During our discussion, Keith said he thinks that's where the "mean" and "crass" cartoons of the 1990s came from--South Park, Family Guy, Beavis and Butt-Head, and many others that thrive on mocking, shaming, and being foul. We WANTED to see these things in our animation, and found them delightful, because we were so sick of the sanitized lies of dippy "for kids" entertainment that it felt transgressive to see characters hurt each other and describe the world as a kind of awful place. And for us, it felt good for a while. Until all the entertainment out there was jaded and mean-spirited, and the nice entertainment was hard to sell.
And Steven Universe is kind of just what we needed. It's completely, utterly nice, without deriving its humor or its entertainment from hurting its characters or watching its characters hurt each other in contrived ways, and yet the morality is super gray without trying to be dark and edgy. It's actually pretty phenomenal how it manages to do this, though it probably survives with this dynamic intact because the protagonist is a child who is unusually trusting, idealistic, and friendly. And sometimes this helps the group out, while other times it bites him in the ass--like in real life. The adults surrounding him are not nearly as trusting, and they often prefer to punch first and ask questions later, but a little boy yelling for them to stop fighting is NOT always presented as the voice of reason. The show acknowledges a complicated world, and also acknowledges that some idealism helps more jaded, weary characters remember what they're fighting for.

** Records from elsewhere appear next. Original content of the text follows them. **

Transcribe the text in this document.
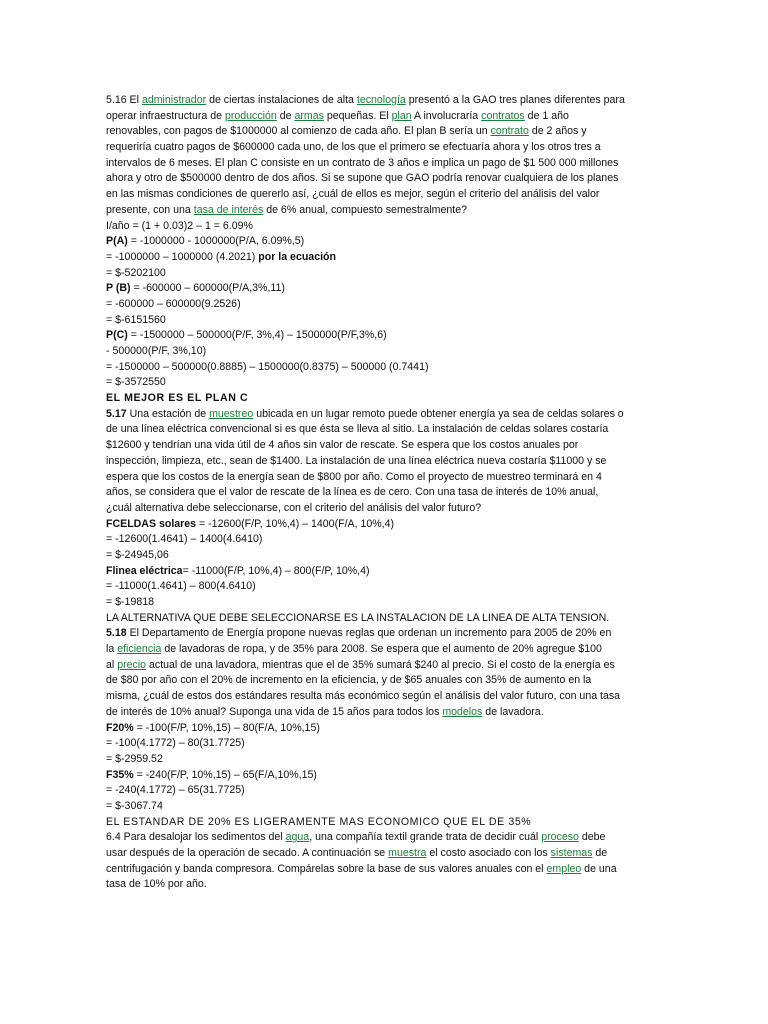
5.16 El administrador de ciertas instalaciones de alta tecnología presentó a la GAO tres planes diferentes para
operar infraestructura de producción de armas pequeñas. El plan A involucraría contratos de 1 año
renovables, con pagos de $1000000 al comienzo de cada año. El plan B sería un contrato de 2 años y
requeriría cuatro pagos de $600000 cada uno, de los que el primero se efectuaría ahora y los otros tres a
intervalos de 6 meses. El plan C consiste en un contrato de 3 años e implica un pago de $1 500 000 millones
ahora y otro de $500000 dentro de dos años. Si se supone que GAO podría renovar cualquiera de los planes
en las mismas condiciones de quererlo así, ¿cuál de ellos es mejor, según el criterio del análisis del valor
presente, con una tasa de interés de 6% anual, compuesto semestralmente?
I/año = (1 + 0.03)2 – 1 = 6.09%
P(A) = -1000000 - 1000000(P/A, 6.09%,5)
= -1000000 – 1000000 (4.2021) por la ecuación
= $-5202100
P (B) = -600000 – 600000(P/A,3%,11)
= -600000 – 600000(9.2526)
= $-6151560
P(C) = -1500000 – 500000(P/F, 3%,4) – 1500000(P/F,3%,6)
- 500000(P/F, 3%,10)
= -1500000 – 500000(0.8885) – 1500000(0.8375) – 500000 (0.7441)
= $-3572550
EL MEJOR ES EL PLAN C
5.17 Una estación de muestreo ubicada en un lugar remoto puede obtener energía ya sea de celdas solares o
de una línea eléctrica convencional si es que ésta se lleva al sitio. La instalación de celdas solares costaría
$12600 y tendrían una vida útil de 4 años sin valor de rescate. Se espera que los costos anuales por
inspección, limpieza, etc., sean de $1400. La instalación de una línea eléctrica nueva costaría $11000 y se
espera que los costos de la energía sean de $800 por año. Como el proyecto de muestreo terminará en 4
años, se considera que el valor de rescate de la línea es de cero. Con una tasa de interés de 10% anual,
¿cuál alternativa debe seleccionarse, con el criterio del análisis del valor futuro?
FCELDAS solares = -12600(F/P, 10%,4) – 1400(F/A, 10%,4)
= -12600(1.4641) – 1400(4.6410)
= $-24945,06
Flinea eléctrica= -11000(F/P, 10%,4) – 800(F/P, 10%,4)
= -11000(1.4641) – 800(4.6410)
= $-19818
LA ALTERNATIVA QUE DEBE SELECCIONARSE ES LA INSTALACION DE LA LINEA DE ALTA TENSION.
5.18 El Departamento de Energía propone nuevas reglas que ordenan un incremento para 2005 de 20% en
la eficiencia de lavadoras de ropa, y de 35% para 2008. Se espera que el aumento de 20% agregue $100
al precio actual de una lavadora, mientras que el de 35% sumará $240 al precio. Si el costo de la energía es
de $80 por año con el 20% de incremento en la eficiencia, y de $65 anuales con 35% de aumento en la
misma, ¿cuál de estos dos estándares resulta más económico según el análisis del valor futuro, con una tasa
de interés de 10% anual? Suponga una vida de 15 años para todos los modelos de lavadora.
F20% = -100(F/P, 10%,15) – 80(F/A, 10%,15)
= -100(4.1772) – 80(31.7725)
= $-2959.52
F35% = -240(F/P, 10%,15) – 65(F/A,10%,15)
= -240(4.1772) – 65(31.7725)
= $-3067.74
EL ESTANDAR DE 20% ES LIGERAMENTE MAS ECONOMICO QUE EL DE 35%
6.4 Para desalojar los sedimentos del agua, una compañía textil grande trata de decidir cuál proceso debe
usar después de la operación de secado. A continuación se muestra el costo asociado con los sistemas de
centrifugación y banda compresora. Compárelas sobre la base de sus valores anuales con el empleo de una
tasa de 10% por año.
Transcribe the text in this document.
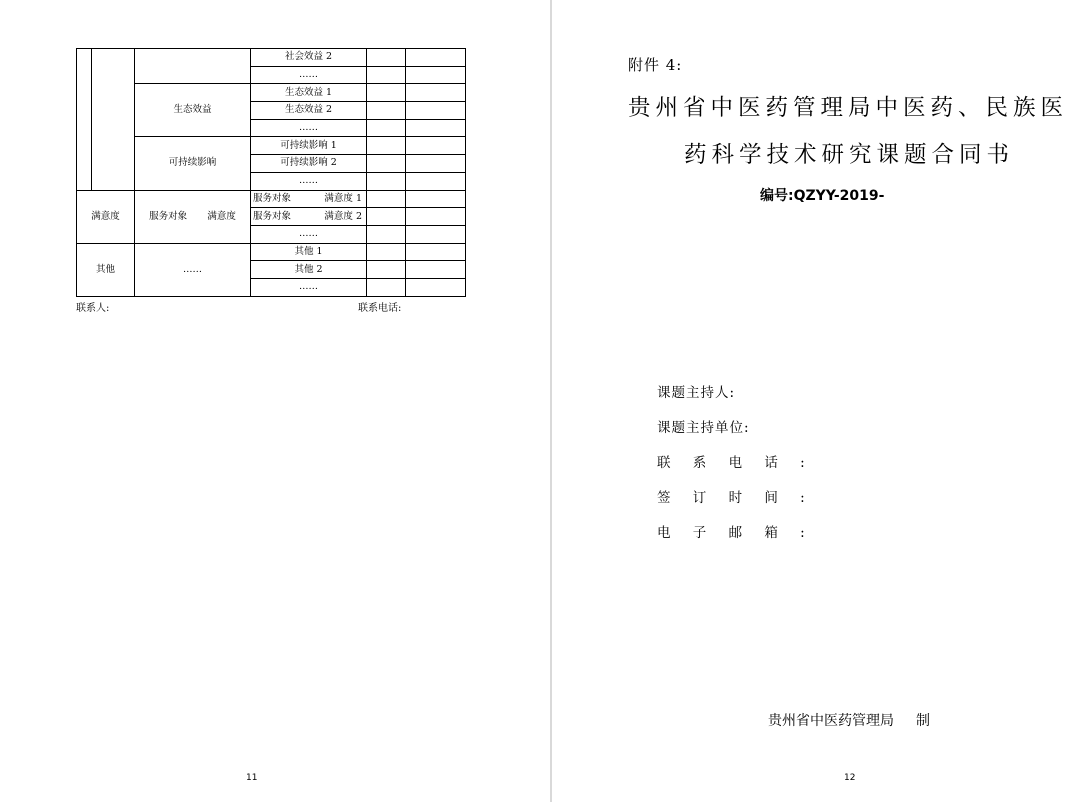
			社会效益 2		
			……		
		生态效益	生态效益 1		
			生态效益 2		
			……		
		可持续影响	可持续影响 1		
			可持续影响 2		
			……		
满意度		服务对象 满意度	服务对象 满意度 1		

			服务对象 满意度 2		

			……		
其他		……	其他 1		
			其他 2		
			……		
联系人:	联系电话:
11
附件 4:
贵州省中医药管理局中医药、民族医
药科学技术研究课题合同书
编号:QZYY-2019-
课题主持人:
课题主持单位:
联 系 电 话 :
签 订 时 间 :
电 子 邮 箱 :
贵州省中医药管理局 制
12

Instead of showing us a world where the bad are always punished, the bad guys are always easily identifiable as villains, and the existence of complicated problems is hidden behind walls staffed by smiling adults asking children not to look behind them, Steven Universe actually shows how a harsh world can hurt--and how it can be dealt with healthfully and, to some extent, successfully. It doesn't pretend the problems aren't there or present them in inauthentic ways. It doesn't try to "protect" kids by not talking about what you do when adults break down and can't help, or when your parents behave more like kids, or when your role models want you to do something that feels wrong and you have to speak up, or when forgiveness is really, really complicated. This show acknowledges that people have those problems, that they're not shameful even though they hurt, and that there are ways to work through them. Without babying the kids that experience them, and without expecting them to need an adult character standing there with a ruler telling them that this is the lesson we're going to explore today.
There are a number of reasons why this show has resonated with people of many backgrounds, but I think this is one of the biggest reasons it has such a huge, rabid adult following. We didn't realize how hungry we were for something like this, and on top of all the other things it does right (lovely music, diversity in cast and character, great worldbuilding, beautiful art, important female and queer representation, atypical presentation of boys as allowed to have emotions without being shamed), it is one of the few shows on television right now that feels authentic in how it teaches its lessons: without making anyone the butt of a joke, without presenting contrived situations to be solved simplistically, without covering children's ears to protect them from the bad sounds, it actually does help us learn while entertaining everyone.
And that's why this one show does far more to actually protect children than any ten shows with canned lessons.